Thursday, December 15, 2011

Mercury, a Solar Flare and a Spaceship?!

 There has been lots of talk in the news lately surrounding a video released by NASA's STEREO spacecraft of a solar flare hitting mercury. Here's an image of the event.


 
In the image, you're seeing a solar flare released from the sun smack right into Mercury! It appears in the image that there is some bright object to the right of Mercury that is also being hit by the flare! UFO theorists think that this could be a spaceship, with a protective shield, that is being irradiated by the solar flare! This sure sounds and looks like a good theory, but it's not correct. What you're actually seeing in the video is a "ghost image" of Mercury, not a space ship. Now I'm not an expert on ghost imaging or STEREO data reduction, but here's the basic idea. You take an image of mercury on a "normal" day, and use a model of the planets brightness to subtract away the planet. Unfortunately, your model overestimates, slightly, the brightness of the planet. Now you have an image of a noisy background and an extra dark spot where mercury was. Today, the solar flare hits mercury and you take an image right when it hits. To clean up the image and make both the solar flare and the planet visible, you again subtract mercury (it fits accurately the model this time) and then subtract the "normal" image from today's image. This results in a new image where the planets position is extra bright.

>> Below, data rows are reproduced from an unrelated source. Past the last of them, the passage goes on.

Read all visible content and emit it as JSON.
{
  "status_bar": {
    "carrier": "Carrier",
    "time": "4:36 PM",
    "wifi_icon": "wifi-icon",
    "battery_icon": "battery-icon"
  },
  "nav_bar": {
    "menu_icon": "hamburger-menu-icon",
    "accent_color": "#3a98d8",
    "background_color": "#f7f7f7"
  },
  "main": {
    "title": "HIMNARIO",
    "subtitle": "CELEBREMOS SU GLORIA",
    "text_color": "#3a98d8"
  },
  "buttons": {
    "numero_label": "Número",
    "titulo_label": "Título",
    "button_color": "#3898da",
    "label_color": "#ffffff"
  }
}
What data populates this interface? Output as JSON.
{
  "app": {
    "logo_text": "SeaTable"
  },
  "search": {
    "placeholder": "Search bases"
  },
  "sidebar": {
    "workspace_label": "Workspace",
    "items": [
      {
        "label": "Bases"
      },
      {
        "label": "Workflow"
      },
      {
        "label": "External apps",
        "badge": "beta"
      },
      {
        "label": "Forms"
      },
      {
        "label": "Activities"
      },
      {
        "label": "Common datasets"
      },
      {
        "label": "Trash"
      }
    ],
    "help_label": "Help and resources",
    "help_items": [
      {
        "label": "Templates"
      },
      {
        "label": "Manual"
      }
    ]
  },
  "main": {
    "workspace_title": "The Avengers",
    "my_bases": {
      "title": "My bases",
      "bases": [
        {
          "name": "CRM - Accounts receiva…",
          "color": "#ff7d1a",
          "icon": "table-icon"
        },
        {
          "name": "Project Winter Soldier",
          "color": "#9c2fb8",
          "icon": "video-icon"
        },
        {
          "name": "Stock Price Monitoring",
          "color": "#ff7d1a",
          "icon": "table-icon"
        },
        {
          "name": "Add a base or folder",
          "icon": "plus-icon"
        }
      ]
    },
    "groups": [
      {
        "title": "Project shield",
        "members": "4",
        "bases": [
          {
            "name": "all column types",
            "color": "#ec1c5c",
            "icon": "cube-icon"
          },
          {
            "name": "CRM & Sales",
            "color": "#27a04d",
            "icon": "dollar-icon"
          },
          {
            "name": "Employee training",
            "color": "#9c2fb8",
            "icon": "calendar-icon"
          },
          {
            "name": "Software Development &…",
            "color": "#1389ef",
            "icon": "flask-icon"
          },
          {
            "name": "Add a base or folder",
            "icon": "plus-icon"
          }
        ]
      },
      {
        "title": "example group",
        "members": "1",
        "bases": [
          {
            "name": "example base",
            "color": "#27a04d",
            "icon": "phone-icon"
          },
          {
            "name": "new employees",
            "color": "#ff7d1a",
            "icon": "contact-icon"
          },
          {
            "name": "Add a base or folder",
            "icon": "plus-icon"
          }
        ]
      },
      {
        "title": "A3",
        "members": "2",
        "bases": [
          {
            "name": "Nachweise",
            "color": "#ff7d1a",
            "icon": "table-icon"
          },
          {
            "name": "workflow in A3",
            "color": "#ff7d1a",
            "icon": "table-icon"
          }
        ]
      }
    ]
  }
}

In other words, dark spots in the original image are now bright. But remember, you over-subtracted the brightness of mercury in your "normal" image, and the planet has moved a little bit in space between the time that the two images are taken. So what does this mean? Your resulting image will show Mercury's current position very brightly, and a ghost image of the old Mercury nearby. This is exactly what you are seeing in the video above, the ghost image of mercury. Long story short, data processing is very difficult, and these sorts of over-subtractions occur all the time in astronomy. Normally, astronomers further correct the final result and remove any ghost images, but they did not in the image above. Sorry to destroy the hopes of all you Star-Trek fans, but we didn't discover a spaceship.